High-street fashion giants urge viscose suppliers to bolster sustainability

A group of big-name fashion retailers including H&M, ASOS and Inditex are urging their suppliers to take ambitious action to make their viscose processing methods more sustainable, after an investigation found that many were dumping toxic wastewater in waterways and fisheries.

Published today (27 November) by the Changing Markets Foundation, the report accuses Chinese suppliers to have signed up to the Collaboration for Sustainable Development of Viscose (CV) initiative of “picking and choosing” between standards. China notably accounts for 63% of global viscose production.

The report claims companies to have used CV factories are allowing their manufacturers to deliver viscose-based products with little information on their origin or environmental impact. This is due to shortcomings in the CV’s new roadmap for responsible sourcing, the report states.

“At a time when major fashion brands such as Next and Inditex are sending a clear message to their suppliers to commit to responsible production of viscose, it is hugely disappointing to see such shortcomings in the CV Roadmap,” the Changing Markets Foundation’s campaign advisor Urska Trunk said.

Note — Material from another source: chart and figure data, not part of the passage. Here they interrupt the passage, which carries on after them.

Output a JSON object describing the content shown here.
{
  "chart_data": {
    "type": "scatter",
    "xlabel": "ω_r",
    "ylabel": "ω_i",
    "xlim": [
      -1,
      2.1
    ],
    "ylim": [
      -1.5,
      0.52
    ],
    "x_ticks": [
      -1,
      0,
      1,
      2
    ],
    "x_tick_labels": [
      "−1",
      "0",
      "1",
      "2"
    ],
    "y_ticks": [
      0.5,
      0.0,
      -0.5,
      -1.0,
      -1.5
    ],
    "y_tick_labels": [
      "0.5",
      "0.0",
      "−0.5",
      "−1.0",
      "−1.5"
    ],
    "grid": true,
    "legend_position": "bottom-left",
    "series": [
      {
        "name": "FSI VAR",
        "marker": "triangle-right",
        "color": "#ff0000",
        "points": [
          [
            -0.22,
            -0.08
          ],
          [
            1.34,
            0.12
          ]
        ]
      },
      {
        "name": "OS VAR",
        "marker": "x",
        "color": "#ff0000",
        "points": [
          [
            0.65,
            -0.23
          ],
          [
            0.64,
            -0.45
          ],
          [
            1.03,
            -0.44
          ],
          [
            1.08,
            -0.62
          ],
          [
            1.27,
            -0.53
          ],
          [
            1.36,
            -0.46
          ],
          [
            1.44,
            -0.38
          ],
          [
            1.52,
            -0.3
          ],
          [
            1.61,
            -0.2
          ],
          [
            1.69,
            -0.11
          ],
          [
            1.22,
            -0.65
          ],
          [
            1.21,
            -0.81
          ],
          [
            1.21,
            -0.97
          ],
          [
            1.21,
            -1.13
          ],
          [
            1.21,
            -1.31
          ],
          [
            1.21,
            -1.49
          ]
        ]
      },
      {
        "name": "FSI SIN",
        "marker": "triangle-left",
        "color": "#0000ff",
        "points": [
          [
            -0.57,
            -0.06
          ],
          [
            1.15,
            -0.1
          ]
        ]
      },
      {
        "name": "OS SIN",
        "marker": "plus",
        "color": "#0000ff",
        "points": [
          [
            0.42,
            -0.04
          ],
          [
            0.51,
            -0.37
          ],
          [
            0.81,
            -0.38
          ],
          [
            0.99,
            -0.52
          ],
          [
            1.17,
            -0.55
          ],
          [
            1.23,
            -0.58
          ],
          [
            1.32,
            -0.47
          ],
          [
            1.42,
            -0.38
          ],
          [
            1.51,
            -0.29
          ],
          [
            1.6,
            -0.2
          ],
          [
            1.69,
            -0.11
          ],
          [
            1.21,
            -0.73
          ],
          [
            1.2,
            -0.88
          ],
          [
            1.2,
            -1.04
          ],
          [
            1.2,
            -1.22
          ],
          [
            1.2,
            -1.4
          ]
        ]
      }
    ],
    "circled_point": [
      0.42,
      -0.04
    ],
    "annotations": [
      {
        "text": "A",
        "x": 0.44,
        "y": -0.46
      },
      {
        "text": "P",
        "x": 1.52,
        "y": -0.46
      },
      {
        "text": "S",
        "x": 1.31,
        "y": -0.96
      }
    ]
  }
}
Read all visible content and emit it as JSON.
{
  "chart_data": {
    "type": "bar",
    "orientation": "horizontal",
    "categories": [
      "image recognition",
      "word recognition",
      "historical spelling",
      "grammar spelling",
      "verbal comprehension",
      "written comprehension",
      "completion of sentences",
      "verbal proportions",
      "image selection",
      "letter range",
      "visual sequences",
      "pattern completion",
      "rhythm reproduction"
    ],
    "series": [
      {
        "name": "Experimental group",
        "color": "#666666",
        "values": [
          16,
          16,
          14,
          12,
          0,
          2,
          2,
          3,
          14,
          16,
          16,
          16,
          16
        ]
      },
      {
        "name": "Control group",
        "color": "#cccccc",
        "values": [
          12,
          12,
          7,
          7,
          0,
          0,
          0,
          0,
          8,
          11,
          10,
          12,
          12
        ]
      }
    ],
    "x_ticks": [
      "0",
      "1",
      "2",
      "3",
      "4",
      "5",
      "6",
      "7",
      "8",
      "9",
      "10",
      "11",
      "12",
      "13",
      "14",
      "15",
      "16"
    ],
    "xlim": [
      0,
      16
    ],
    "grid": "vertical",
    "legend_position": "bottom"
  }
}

“It is a weak attempt to clean up the Chinese viscose industry and much more needs to be done to ensure that Chinese producers are aiming for the same level of ambition as other industry players.”

The report comes after research conducted by the Changing Markets Foundation this summer concluded that several large Chinese viscose producers were dumping toxic wastewater into waterways and fisheries, or allowing it to seep onto nearby agricultural land.

Since then, the Chinese government and media have recorded multiple violations of national and local regulations on pollution at sites operated by CV members, the non-profit claims.

Responding to the report’, H&M, ASOS, Next and Inditex said their companies would urge suppliers to adopt the Changing Markets Foundation’s roadmap instead of the CV Roadmap. 

“Committing to the ambitions of the Changing Markets’ Roadmap towards responsible viscose is crucial,” Inditex’s chief sustainability officer Felix Poza Peña said.

“By working together towards these goals, we are able to align our expectations of viscose manufacturers and build the critical mass necessary to accelerate positive change across the industry.”

Esprit’s head of environmental sustainability Sara Bermudez Cotto, meanwhile, said her company would work to develop the Changing Markets Roadmap further. 

“We are engaged in working on the Changing Markets Roadmap towards more responsible viscose & modal fibre production,” she said. “Achieving this ambitious roadmap is only possible by a joint approach of all stakeholders in the different areas of the viscose industry.”

Spotlight on viscose

Due to the rising use of textile blends among fashion retailers, viscose is now the third most commonly used fibre in the world. As a biodegradable fibre, green innovators believe it has the potential to be a sustainable alternative to oil-derived synthetic fabrics and water-hungry cotton.

However, the Changing Markets Foundation claims that many of the world’s largest viscose manufacturers have not yet adopted responsible production methods and sustainable wood sourcing practices.

In response to the viscose challenge, luxury brand Stella McCartney last year commissioned the first ever Life Cycle Assessment (LCA) for man-made cellulose fibre (MMCF) in a bid to map the environmental impacts of its raw materials more accurately.

Seven other big-name brands, meanwhile, have collectively funded the development of a new online tool that allows businesses, investors and customers to track the origin of paper, wood and viscose sourced by corporates. 

Elsewhere, Ikea is working towards a goal of sourcing all Made Cellulose fibres from responsibly sourced wood by 2030, while Lidl has pledged to convert all own-brand products using viscose to “more environmentally friendly” viscose by the end of 2019.